Posted in Research by Kate Archdeacon on September 29th, 2010

Source: Inhabitat


Image: ecovative design

Ecovative Design in New York has used mushrooms to create a heat and fire-resistant, energy-absorbing, biodegradable (even anaerobically, without oxygen), and low-energy material called Mycobond. It was originally developed by two Rensselaer Polytechnic University grads under a National Science Foundation (NSF) grant — according to the NSF, Mycobond requires “… just one eighth the energy and one tenth the carbon dioxide of traditional foam packing material” to produce. It can be made in all shapes and thicknesses, depending on its use, and can replace unsustainable, environmentally persistent foam packaging in almost every application that it is currently used for. Think electronics packing, insulation, even as a panel or bumper for cars.

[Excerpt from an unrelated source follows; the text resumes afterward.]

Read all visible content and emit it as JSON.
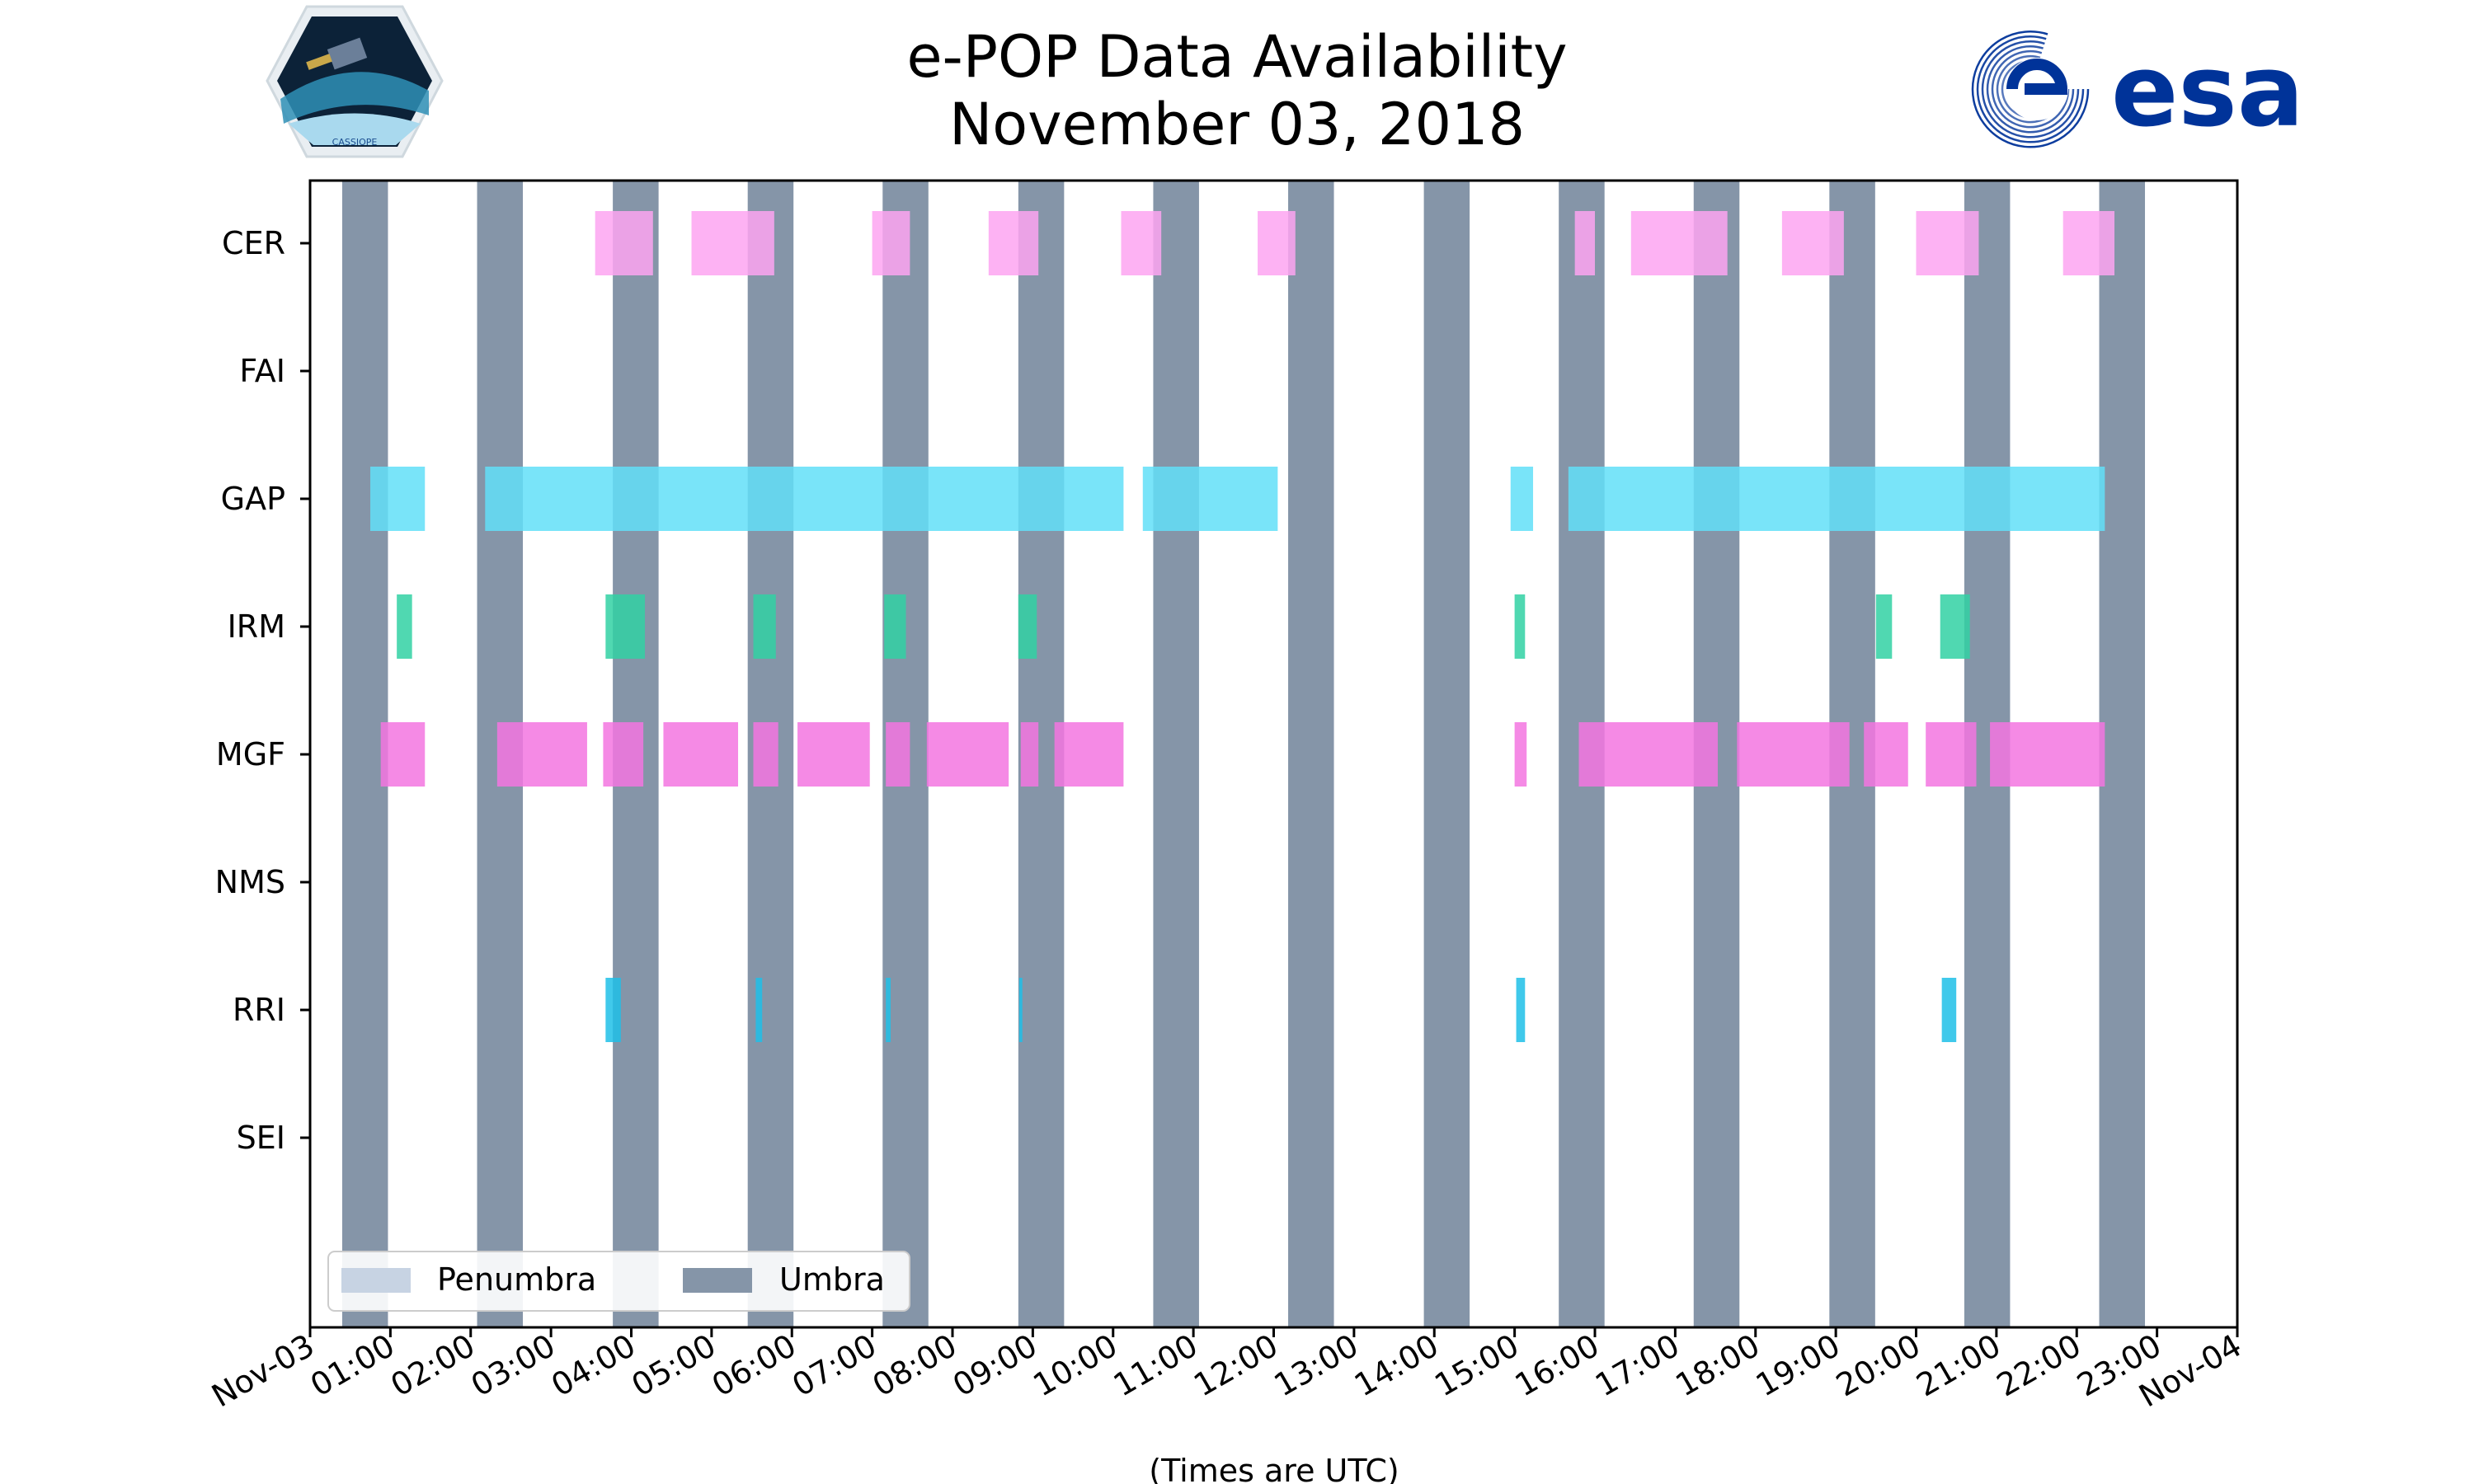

Before mushrooms can be grown the source material needs to be disinfected (to kill competing spores in order to hold its final shape), but that’s a natural process too. The inventors have replaced a more energy-intensive steam-treatment sterilization process with one that uses the natural organism-killing properties of “cinnamon-bark oil, thyme oil, oregano oil and lemongrass oil,” which anyone familiar with herbal remedies will recognize are often used for natural disinfection.

While initially designed to be sold to industrial-level businesses the world over, the company hopes to have an in-home system available by 2013 so we can all make our own mushroom materials to personal specifications.